Wednesday, April 6.
The President communicated a report of the Secretary of the Treasury, respecting roads and canals, prepared in obedience to the resolution of the Senate, of the 2d of March, 1807; which was read.
Case of John Smith.
The Senate resumed the consideration of the first report of the committee appointed to inquire into the conduct of John Smith, a Senator from the State of Ohio, as an alleged associate of Aaron Burr.
Mr. Smith attended, together with Messrs. Robert Goodloe Harper and Francis S. Key, counsel on his behalf.
Messrs. Russell and Gardenier, Representatives from New York, were examined as to the credibility of several of the deponents on the part of Mr. Smith.
Mr. Harper then rose and addressed the Senate, first, in a legal argument sustaining the views of his associate counsel; and then proceeded:
If, therefore, Mr. President, we had no defence, or only a weak one, on the facts in the case, I should insist that this prosecution, being for an offence cognizable by indictment, and resting on evidence which the law excludes, ought to be dismissed.
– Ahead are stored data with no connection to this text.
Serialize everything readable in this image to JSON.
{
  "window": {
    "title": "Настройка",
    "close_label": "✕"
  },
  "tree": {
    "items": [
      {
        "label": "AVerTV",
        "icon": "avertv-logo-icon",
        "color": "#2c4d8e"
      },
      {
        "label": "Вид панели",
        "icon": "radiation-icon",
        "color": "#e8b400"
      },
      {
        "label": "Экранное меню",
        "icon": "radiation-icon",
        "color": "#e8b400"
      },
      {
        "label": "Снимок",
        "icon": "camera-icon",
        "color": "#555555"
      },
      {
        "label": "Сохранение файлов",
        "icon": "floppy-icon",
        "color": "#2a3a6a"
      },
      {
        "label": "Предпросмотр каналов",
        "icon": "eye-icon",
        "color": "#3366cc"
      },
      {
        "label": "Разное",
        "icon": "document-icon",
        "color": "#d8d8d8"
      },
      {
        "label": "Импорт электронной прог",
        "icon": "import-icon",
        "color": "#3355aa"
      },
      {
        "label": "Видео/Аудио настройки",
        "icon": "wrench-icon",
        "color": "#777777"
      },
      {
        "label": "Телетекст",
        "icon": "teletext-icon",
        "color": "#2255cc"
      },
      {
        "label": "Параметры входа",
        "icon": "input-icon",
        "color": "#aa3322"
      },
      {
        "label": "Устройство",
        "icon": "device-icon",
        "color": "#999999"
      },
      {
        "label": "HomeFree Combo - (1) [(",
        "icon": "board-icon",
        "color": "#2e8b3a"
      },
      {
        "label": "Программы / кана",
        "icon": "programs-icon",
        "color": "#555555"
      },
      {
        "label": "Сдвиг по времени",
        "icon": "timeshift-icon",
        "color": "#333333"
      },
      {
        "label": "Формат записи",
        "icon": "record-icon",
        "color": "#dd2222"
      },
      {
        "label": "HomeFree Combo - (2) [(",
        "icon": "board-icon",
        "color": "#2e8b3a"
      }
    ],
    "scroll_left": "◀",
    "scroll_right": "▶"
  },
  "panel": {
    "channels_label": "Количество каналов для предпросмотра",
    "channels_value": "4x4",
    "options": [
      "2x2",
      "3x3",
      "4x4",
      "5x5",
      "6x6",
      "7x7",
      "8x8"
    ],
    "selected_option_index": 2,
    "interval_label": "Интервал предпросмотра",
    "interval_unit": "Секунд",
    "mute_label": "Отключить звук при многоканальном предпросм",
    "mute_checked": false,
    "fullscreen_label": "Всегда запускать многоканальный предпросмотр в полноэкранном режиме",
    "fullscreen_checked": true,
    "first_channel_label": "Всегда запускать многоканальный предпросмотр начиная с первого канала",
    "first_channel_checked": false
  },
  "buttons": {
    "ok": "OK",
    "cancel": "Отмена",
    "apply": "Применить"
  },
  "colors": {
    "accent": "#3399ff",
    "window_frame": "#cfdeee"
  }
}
Standing, however, as my client does, strong on the facts; holding in my hand abundant proof of his innocence, I shall by no means rest his defence on this legal ground, impregnable as I deem it; but having entered in his name, and in my own, as one of the American people, this protest against a proceeding which I regard as a violation of our constitutional privileges, I now proceed to investigate the evidence adduced in support of the charges against Mr. Smith, and to contrast it with that whereby his innocence is completely established.
I am to premise that the charge against Mr. Smith is, that he was connected with Colonel Burr in the late conspiracy. This connection is alleged as the sole ground of expulsion; and it is attempted to be proved in various ways.
1. By the conversation stated by Elias Glover and McFarland.